John had come a long way since the Richardsons had first stepped in as his foster parents, but all his progress led to a dead end. The Richardsons had nothing left—no options, no ideas, just a futureless child and hours of prayer.
When they first met him, John was a solemn preschooler who didn’t chatter about Paw Patrol or make sputtering truck sound effects like he should. There was more to his lack of communication than the early years of abuse and neglect, or the series of foster care placements he’d shuffled through before coming to MBCH. As if John’s story weren’t complicated enough, he was also autistic and nonverbal. Without language to process so many turbulent changes, the trauma multiplied into cycles of chaos and screaming. The Richardsons could hold him all they liked, but they could never reach him no matter how hard they tried.
But they chose to believe that John was capable of more. The Richardsons committed to the grueling work of learning American Sign Language (ASL). One word at a time, they helped John fill in his world with meaning. As John learned language, the overwhelming overlap of everything separated into distinct points he could name, one by one: applesauce, yellow, need, afraid.
ASL gave John’s life order and structure. For the first time, he could tell someone else how he felt and understand what they said in response. He was happy with his foster parents, the only people who had ever known him. The more words he learned, the more his challenging behaviors calmed into healthier functioning and coping mechanisms that the Richardsons helped him develop. Things were looking up, and the words kept coming—helicopter, sorry, lizard, laugh.
Things were looking so good, in fact, that John seemed ready to transition into an adoptive home. The Richardsons and John’s MBCH case worker began to pray that God would lead them to the right family. But John’s needs were still too vast, too specific. For one reason or another, no couple was an appropriate fit.
The Richardsons couldn’t find an adoptive family, but they kept finding more people who committed to praying for John every day. It had to be possible. When Elijah prayed, the heavens answered rain; when Joshua prayed, the sun itself stopped to listen. Surely the defender of the fatherless would notice the cries of so many of His children and respond.

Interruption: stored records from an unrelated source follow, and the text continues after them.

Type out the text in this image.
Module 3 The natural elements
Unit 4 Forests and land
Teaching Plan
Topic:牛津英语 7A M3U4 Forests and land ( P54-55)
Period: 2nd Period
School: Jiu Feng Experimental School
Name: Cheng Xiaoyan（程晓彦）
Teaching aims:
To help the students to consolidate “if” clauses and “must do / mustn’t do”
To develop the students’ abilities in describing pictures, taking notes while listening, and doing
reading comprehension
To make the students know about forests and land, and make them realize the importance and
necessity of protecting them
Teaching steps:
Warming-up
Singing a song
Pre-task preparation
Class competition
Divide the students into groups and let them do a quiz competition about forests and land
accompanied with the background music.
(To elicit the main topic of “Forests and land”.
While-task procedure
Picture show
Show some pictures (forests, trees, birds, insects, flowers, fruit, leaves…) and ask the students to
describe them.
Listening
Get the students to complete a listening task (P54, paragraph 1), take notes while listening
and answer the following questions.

But no one ever came. Now words like abandoned and impossible circled through the Richardsons’ heads like a refrain. Even as their faith flickered, they continued to pray.
Just when they’d all but given up, they found them—not the perfect family, of course, but the right one. God had equipped the adoptive parents with everything John needed: sufficient time and resources, a supportive community, patience, empathy, and an uncanny ability to understand John’s disposition and help him grow. John’s new adoptive parents even knew sign language! They were the kind of miracle that could only have come from God. In fact, John wouldn’t even have to move houses, because he already lived with them: his new adoptive parents were the Richardsons.
Foster care had always been their calling, and there were a thousand reasons why the logistics of adoption simply wouldn’t work. But one morning when they were gathered with John’s case worker and their support team to pray, every person in the room had the same thought as they opened their eyes after the last amen. The Holy Spirit had given unity of heart to the entire group, confirming what the Richardsons had started to wonder. They’d loved John like their own son for a long time now; they were the answer that God was providing.
These days, the Richardsons work relentlessly to support John’s counseling and education. MBCH and the prayer team continue to stick close, helping the family with day-to-day miracles. And John is still building his vocabulary. He understands the word faithfulness better than a lot of preachers do, because God’s promises have become his home.